Garrison Keillor plays the Durham Performing Arts Center (DPAC)

Polecat Creek Because we are blessed with the best public radio station in the country (WUNC), we frequently receive the best that public radio has to offer, live and in person.  Earlier this month, A Prairie Home Companion came to Durham, North Carolina to produce and broadcast a show at our new state-of-the-art Performing Arts Center (DPAC).  As I settled into my fourth-row seat, I flipped through the program, it was a darned good thing I was sitting down when I read these words written by Garrison Keillor:

I’m a radio man for thirty-some years
Doing an old variety show
Stolen from some I used to hear
When I was your age, long ago.
Critics pointed out my debts
To Bob & Ray and Garry Moore
But alcohol and cigarettes
Shoved those critics out the door.
And to twenty-year-olds who were born
Too late to hear the great Fred Allen,
I’m the creator of the form,
Sailing the airways like Magellan.
If a thief escapes and is not hung
He may be honored by the young.

— Garrison Keillor

What a great way to pay tribute to those who paved the cultural roads upon which we travel, wryly acknowledging that such tribute may be honest and honorable, but may never be judged legal.  And to beg the question: had Fred Allen been as jealously protective of his variety format as others have been about their “intellectual property,” what, if anything, might we be listening to today?
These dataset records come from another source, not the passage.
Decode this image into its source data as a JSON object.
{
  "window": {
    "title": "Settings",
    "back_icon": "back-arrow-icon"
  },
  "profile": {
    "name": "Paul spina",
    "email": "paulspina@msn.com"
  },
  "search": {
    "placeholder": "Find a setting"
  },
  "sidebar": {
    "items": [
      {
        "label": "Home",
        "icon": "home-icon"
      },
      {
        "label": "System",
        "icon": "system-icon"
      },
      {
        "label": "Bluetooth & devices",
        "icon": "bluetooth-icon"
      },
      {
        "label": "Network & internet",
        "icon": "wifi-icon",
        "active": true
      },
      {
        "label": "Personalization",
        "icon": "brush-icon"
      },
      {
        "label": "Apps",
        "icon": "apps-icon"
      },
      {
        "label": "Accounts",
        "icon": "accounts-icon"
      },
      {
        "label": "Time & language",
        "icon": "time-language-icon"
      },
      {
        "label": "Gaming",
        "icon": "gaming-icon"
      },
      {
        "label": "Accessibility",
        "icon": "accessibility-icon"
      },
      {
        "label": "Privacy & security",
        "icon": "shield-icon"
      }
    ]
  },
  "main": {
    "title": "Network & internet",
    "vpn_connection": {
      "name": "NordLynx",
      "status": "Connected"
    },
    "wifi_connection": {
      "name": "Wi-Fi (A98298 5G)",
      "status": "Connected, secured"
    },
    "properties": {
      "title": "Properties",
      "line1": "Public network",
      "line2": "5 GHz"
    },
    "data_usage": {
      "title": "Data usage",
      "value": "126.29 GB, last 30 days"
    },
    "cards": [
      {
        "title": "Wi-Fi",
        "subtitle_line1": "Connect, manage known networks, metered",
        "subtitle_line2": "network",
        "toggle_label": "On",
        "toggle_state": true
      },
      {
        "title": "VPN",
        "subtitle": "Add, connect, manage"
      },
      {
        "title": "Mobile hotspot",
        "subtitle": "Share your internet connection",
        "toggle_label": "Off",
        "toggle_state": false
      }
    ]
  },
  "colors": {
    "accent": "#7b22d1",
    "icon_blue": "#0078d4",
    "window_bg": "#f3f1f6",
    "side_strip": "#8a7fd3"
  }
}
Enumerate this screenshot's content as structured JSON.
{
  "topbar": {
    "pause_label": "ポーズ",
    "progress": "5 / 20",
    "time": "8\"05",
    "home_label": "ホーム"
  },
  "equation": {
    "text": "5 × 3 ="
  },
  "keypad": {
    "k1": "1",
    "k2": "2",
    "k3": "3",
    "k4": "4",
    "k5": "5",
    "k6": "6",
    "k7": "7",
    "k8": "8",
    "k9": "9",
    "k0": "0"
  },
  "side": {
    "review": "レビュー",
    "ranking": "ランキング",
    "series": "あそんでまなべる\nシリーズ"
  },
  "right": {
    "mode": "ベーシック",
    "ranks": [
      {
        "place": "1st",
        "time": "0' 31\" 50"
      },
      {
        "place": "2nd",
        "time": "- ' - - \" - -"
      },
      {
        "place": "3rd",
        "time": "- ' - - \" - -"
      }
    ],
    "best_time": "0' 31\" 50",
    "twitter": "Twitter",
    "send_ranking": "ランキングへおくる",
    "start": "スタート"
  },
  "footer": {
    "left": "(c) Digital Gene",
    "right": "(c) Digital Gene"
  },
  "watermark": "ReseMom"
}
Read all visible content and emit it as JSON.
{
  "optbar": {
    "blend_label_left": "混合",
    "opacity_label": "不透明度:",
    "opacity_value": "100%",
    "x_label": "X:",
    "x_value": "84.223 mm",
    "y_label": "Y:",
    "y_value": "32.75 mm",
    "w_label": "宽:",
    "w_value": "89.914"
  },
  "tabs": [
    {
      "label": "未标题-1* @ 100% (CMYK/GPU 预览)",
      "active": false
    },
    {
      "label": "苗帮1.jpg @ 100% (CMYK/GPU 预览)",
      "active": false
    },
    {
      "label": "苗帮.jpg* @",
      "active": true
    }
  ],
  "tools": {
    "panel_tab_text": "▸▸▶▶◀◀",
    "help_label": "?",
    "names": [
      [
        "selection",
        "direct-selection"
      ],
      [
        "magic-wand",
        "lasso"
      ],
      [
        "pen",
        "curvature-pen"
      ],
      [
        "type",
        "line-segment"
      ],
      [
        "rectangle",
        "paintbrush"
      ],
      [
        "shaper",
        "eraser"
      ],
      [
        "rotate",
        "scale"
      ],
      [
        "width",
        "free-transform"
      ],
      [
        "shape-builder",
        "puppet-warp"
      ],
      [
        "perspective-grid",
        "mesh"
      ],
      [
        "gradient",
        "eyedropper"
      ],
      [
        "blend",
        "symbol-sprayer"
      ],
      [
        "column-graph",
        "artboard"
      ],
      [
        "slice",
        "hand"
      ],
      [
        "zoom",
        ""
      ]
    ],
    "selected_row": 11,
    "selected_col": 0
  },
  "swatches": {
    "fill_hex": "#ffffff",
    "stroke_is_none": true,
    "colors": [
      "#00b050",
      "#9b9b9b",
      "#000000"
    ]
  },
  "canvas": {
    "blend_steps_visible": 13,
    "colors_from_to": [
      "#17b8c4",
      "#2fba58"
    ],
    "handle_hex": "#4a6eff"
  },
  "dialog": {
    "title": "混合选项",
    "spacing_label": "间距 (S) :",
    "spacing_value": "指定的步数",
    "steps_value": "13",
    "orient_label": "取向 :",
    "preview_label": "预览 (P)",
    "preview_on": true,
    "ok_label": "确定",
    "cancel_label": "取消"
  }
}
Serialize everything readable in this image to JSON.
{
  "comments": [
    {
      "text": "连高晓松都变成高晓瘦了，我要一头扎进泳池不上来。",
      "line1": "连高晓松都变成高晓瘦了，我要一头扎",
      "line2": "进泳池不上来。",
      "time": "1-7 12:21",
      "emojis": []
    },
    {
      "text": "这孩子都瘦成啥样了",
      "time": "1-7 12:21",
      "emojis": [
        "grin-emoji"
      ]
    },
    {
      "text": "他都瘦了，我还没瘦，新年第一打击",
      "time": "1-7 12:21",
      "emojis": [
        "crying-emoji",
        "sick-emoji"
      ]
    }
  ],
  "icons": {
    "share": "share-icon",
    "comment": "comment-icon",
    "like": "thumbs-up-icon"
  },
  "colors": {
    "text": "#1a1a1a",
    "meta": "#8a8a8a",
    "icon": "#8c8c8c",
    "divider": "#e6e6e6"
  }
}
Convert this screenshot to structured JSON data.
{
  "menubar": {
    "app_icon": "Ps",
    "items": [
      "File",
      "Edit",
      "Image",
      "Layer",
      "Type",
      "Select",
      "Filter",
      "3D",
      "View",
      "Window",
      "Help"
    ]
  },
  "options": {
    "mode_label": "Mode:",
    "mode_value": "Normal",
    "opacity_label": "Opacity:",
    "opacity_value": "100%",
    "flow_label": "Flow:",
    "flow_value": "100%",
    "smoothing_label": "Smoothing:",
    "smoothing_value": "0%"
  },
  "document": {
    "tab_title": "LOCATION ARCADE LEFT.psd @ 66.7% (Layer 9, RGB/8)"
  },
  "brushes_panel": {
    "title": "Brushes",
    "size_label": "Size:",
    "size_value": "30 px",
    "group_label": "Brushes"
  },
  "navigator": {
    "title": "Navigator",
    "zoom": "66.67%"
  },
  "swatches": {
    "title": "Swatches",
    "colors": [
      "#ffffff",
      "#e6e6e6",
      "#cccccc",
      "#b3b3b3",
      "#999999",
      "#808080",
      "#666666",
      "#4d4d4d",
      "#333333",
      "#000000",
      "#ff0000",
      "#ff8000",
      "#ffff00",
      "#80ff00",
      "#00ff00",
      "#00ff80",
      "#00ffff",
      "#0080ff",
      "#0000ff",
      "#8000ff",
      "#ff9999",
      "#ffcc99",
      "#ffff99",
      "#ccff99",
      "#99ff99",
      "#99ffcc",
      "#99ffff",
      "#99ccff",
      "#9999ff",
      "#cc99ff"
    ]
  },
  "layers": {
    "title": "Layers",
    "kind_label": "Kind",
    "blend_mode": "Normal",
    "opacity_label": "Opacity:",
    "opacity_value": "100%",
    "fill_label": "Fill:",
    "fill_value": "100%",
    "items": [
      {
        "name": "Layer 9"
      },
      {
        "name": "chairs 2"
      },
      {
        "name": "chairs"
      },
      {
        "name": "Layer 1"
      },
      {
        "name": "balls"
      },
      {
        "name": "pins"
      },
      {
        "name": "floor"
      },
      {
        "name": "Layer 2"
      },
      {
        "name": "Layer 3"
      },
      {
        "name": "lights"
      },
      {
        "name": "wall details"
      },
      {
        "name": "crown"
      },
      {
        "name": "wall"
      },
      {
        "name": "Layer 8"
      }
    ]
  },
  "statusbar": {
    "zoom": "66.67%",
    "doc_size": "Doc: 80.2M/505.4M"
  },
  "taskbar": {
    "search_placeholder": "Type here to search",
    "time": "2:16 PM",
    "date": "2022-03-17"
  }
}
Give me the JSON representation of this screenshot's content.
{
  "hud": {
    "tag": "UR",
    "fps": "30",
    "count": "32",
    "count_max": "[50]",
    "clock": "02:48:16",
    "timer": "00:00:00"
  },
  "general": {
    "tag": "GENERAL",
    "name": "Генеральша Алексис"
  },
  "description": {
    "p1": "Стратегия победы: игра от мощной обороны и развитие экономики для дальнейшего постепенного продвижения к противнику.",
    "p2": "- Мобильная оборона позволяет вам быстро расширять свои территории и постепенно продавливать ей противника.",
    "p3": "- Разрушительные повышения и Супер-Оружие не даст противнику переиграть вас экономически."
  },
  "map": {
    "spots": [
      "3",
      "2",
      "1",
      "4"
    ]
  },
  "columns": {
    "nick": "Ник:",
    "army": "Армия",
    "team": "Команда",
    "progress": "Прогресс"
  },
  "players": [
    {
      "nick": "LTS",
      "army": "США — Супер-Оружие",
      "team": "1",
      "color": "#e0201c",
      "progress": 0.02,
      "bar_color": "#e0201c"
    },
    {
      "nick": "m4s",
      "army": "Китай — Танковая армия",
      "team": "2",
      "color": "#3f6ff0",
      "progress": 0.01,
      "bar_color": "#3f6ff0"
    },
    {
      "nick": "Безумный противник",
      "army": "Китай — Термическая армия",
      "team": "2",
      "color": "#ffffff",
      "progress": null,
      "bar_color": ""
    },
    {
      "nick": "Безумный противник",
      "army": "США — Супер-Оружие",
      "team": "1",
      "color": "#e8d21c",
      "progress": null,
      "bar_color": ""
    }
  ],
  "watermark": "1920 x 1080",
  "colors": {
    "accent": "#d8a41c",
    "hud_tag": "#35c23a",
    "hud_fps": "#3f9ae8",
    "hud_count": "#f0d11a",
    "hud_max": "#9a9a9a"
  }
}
Again it is clear that to be sustainable, culture itself must allow for some recycling.  Keillor recognizes that, and he teaches us—prods us—in his own special way, to not forget this fact.  Thus, he strengthens the integrity of his art and the integrity of his audience at the same time.   And therein lies a second lesson: in all probability, it is infinitely more likely that art and culture exist in a context that is either growing stronger or weakening.  Put another way, the chance that all the forces of the universe remain eternally in equilibrium around a given art in a given culture is virtually nil.  Thus, to protect his art, to ensure his culture endures, Keillor is willing to err on the side of strengthening his institution, not selling it short and taking profits off the table.  So good for him, and good for those who follow down his path!

P.S.  The beauty of the Creative Commons licensing choices are that they provide creators and performance with a wider range of legal options than outright thievery or cultural suicide.